Es werden andere Sichtweisen zum bedrückenden Thema gegeben. So ist es hilfreich, das eigene Leben in den großen Kontext des Lebens auf dieser Erde einzuordnen. Das gibt es hier seit über drei Milliarden Jahren. Da verblasst die Bedeutung des eigenen Daseins doch etwas, und nimmt den Druck, nun alles in Ordnung bringen zu müssen. Was ja nicht daran hindern muss, trotzdem mal den Mund aufzumachen und damit ein Stück Kindheitserziehung zu überwinden: „Von früh an wurden wir dazu angehalten, uns zusammenzureißen, ein fröhliches Gesicht zu machen oder den Mund zu halten“. Der Blick auf diese Welt verlangt, die eigenen Nöte nicht mehr zu verschweigen.
Geteiltes Leid ist halbes Leid (abgedroschen, stimmt aber immer noch)
Natürlich entsteht dabei oft eine Lähmung, nicht zu wissen, was man tun soll, oder ob es sich überhaupt noch lohnt. Trauer und Wut können jedoch Energie liefern, und zur Verbindung mit anderen führen, denen es ähnlich geht – vorausgesetzt, man tauscht sich darüber aus. Eine Krise wie die schmerzhafte Erkenntnis der ökologisch-gesellschaftlichen Katastrophe kann ein Wendepunkt werden, vor allem dann, wenn sie dazu motiviert, Kontakt zu anderen aufzunehmen (die Zugehörigkeit zur Konsumgesellschaft allerdings könnte darunter leiden!).

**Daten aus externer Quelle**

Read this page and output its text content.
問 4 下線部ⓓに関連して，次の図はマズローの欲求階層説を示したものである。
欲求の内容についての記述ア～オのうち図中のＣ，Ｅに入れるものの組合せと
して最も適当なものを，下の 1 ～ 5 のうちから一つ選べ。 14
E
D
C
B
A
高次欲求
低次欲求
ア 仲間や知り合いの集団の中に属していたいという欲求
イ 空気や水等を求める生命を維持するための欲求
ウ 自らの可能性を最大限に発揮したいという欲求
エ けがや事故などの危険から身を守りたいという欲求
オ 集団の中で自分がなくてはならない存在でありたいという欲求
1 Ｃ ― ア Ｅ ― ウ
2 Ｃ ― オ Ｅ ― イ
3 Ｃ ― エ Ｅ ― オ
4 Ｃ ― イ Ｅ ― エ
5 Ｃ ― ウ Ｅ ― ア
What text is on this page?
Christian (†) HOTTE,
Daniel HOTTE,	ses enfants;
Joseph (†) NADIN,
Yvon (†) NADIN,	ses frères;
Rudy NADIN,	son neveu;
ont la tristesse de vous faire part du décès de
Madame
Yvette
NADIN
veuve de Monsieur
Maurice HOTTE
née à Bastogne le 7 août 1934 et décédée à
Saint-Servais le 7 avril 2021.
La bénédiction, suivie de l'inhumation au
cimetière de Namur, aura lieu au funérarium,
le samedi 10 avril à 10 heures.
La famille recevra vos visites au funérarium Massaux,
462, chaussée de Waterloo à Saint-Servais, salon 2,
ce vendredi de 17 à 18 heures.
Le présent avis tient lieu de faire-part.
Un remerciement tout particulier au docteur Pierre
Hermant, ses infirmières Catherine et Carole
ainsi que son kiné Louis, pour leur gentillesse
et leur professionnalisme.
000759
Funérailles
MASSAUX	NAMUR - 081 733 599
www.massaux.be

Die Autoren betonen vier Aspekte beim Übergang zum Handeln: zum einen die Kraft innerer Stärken, die spürbar wird, wenn man sich auf die Herausforderungen einmal eingelassen hat, dann die Kraft, die aus der Zusammenarbeit mit anderen entsteht. Zum Dritten entfalten auch kleine Schritte eine subtile Wirkung, die erst sichtbar wird, wenn man sie im Zusammenhang mit kleinen Schritten Anderer betrachtet. Schließlich kann eine inspirierende Vision hilfreich sein, eine Idee davon, wo man eigentlich hin will mit seinem Engagement.

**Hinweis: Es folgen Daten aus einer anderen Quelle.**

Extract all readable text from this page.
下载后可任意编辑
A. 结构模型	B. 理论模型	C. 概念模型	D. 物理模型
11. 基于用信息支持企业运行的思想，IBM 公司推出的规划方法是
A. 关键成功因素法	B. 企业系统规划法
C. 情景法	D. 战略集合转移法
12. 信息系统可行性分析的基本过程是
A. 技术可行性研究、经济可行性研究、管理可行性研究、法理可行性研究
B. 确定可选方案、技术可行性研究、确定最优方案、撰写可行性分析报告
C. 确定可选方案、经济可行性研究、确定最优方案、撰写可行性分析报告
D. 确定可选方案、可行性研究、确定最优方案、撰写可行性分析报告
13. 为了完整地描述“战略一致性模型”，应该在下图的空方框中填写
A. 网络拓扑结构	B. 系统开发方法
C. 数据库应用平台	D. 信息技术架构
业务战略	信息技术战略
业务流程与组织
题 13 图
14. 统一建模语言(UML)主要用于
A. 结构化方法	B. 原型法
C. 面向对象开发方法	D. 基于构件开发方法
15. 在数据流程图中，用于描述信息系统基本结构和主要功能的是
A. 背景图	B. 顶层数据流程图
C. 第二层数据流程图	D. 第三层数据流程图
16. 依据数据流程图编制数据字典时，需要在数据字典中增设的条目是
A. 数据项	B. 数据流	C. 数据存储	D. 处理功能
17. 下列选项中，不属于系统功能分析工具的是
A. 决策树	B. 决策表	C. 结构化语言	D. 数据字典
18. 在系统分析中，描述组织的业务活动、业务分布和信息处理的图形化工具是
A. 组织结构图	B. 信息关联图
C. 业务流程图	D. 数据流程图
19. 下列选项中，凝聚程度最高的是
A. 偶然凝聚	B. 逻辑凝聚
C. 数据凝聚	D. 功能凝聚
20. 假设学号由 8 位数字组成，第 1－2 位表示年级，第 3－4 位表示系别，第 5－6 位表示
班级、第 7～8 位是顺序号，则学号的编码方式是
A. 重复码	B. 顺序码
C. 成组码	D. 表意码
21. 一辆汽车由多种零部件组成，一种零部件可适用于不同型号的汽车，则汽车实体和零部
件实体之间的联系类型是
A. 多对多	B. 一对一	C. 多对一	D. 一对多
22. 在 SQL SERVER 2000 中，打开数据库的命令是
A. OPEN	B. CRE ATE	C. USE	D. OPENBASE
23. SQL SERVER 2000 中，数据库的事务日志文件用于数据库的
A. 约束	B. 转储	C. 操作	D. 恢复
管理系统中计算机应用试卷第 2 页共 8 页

Abgesehen davon, dass man sowieso nie genau vorhersagen kann, was kommt, also auch, ob die angekündigten Katastrophen so kommen wie erwartet, ist es auch gut, sich nicht allzu sehr von sichtbaren Erfolgen abhängig zu machen. Zum Umsteuern bleibt zwar nicht mehr viel Zeit, dennoch werden manche Effekte heutiger Bemühungen sich vielleicht erst in Jahrzehnten auszahlen, was ich eventuell gar nicht mehr mitbekomme. Zumindest kann ich durch mein Tun die visionsartig angestrebte Zukunft ein wenig wahrscheinlicher machen, und kann diese Möglichkeit durch gegenseitige Unterstützung mit anderen noch erhöhen. Die Dinge müssen nicht so statisch sein wie die Schrift oder Darstellung in einem Bild, sondern sind eher ein Prozess und eine Entwicklung wie ein ablaufender Film (bei dem ich auch nicht weiß, was als nächstes passiert).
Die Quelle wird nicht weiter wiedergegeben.